Are visitor centers passé? Haywood tourism authority mulls bang for the buck …
Having had the pleasure of visiting a number of visitor centers such as on the Natchez Trace a couple of years ago, I found them first to be very busy (a good sign) second very helpful and interesting both for meeting staff, but also other visitors and what brought them into the area. Of course there is also accessibility to cold drinks on a hot day which is a health service:)
I am an active promoter of location based services on mobile devices and social media. I don’t much like the State tourist guide books, although I have to admit that without them I wouldn’t have known about the Trace or decided to drive and walk through it.
The other factor for them is the interaction with staff who are passionate and knowledgeable about the area’s geography and history. Their ability to get an idea of what would be interesting to me, such as Indian trails, the Pharr mounds etc, where other people might have been more interested in a tobacco plantation or how they crossed the river in the Civil War.
Finally, the most important element that comes from Information Centers is Word of Mouth. The number of people I have shared information with who might go visit the Trace, because of the service and information I got from their information centers.

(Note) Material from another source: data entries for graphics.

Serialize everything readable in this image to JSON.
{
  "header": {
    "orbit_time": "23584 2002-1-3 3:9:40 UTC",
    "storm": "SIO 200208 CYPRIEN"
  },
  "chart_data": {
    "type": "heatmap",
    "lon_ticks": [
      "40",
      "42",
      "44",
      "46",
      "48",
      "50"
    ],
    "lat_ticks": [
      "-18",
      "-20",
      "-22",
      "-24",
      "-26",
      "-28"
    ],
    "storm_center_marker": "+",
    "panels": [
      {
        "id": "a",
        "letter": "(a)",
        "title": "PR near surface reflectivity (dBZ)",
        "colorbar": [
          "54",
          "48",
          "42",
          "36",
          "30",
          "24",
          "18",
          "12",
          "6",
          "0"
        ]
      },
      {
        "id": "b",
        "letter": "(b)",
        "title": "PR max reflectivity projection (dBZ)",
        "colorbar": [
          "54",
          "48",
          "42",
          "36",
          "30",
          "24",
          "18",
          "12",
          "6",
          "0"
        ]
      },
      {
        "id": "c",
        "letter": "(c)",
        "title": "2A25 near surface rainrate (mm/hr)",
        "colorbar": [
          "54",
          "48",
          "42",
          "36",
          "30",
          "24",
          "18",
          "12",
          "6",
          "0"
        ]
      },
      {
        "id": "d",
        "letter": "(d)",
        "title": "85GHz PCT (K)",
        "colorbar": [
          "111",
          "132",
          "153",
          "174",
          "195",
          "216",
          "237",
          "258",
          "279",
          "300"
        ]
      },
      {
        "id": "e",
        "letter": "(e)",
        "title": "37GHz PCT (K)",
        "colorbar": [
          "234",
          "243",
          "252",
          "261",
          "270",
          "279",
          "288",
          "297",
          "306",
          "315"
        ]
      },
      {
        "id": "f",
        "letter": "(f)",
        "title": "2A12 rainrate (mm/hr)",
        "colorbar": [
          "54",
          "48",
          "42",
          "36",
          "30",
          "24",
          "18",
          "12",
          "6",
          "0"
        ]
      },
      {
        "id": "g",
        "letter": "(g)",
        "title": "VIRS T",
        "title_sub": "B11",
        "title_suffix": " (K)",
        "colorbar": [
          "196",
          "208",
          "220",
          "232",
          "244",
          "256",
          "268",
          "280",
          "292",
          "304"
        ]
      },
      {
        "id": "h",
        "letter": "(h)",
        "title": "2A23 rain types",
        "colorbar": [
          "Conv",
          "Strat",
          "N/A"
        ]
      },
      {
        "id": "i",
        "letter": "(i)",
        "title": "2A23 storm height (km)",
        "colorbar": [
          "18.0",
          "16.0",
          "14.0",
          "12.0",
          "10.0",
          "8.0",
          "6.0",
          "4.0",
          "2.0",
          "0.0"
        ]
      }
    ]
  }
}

I have blogged on many occasions that US tourism, especially outside of major cities, still relies heavily on paper, which has its place, but wake up folks, it is very old school and most of us now have smartphones that know where they are. The technology IMHO is not yet ready to replace the human being at the Information Center. They are your face, the people who share the passion of the people who invested in the wonderful natural attractions so that tourists like me and people like your next door neighbor can enjoy your wonderful country.